One impulse is to launch very early. People have all sorts of ways of explaining what this means, things like "Launch when you're still embarrassed."
But I think the better way to look at it is to have a single "job to be done" milestone and launch as soon as you are doing that job. I mean immediately. You can add billing later. You can tweak the design later. You can add a more compelling answer to a different "job to be done" later.
The reason is that you'll be more motivated once there is someone using your tool.
The other impulse starts earlier which is to filter your ideas by whether you have access to early users. Most people with the impulse to start side projects have lots of ideas. So throwing one idea into the trash because you don't already know someone who would pay for it is no great loss. You'll have another idea shortly.

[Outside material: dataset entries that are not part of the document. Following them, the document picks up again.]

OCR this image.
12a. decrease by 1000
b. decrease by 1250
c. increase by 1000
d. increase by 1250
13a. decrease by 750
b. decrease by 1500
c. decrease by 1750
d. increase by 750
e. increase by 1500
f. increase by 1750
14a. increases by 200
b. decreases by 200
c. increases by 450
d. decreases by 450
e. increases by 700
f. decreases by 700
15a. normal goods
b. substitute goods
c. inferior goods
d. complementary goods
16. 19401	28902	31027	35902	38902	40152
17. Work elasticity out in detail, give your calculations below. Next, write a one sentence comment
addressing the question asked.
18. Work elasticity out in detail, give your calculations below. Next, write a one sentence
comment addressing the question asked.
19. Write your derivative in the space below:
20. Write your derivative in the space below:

These two impulses are maybe just the YC motto: "Make something people want."
The thing that then let me find a few side-project-people to partner with was that a lot of them are really just looking for the joy of building and maybe don't want to do that work of filtering or finding customers. So I've been able to talk to someone about the world of things they want to do and then filter it down to the things where I think I might be able to plug in distribution and revenue. Basically, I ask myself, can I grow this to $5-10k in revenue inside of three months. If the answer is at least probably, then that's a good idea. I call these bets singles. They are low risk, with good average payoff and we've managed to connect on about half of them.
Sometimes too, I'll have some immediate need too where I can fund the early development and then we can own the project 50/50 afterward. (50/50 is it's own whole philosophical tangent which basically boils down to not knowing at the start who is going to provide the key value that puts a project over the top and so it's better just to optimize for making it easy to start and launch projects).
I'm just starting to talk publicly about this model so I'm not sure if it makes sense yet. I'm not claiming it's optimal entrepreneurship, but so far I like the tradeoffs of working with partners over employees and then also optimizing for things that are useful over things that might IPO.
I'd be really keen to talk to people about this model, either to actually partner or just to explain how you might adopt it yourself. My email is in my profile.
I think it would be more honest towards your users to be upfront that you require login to submit a project.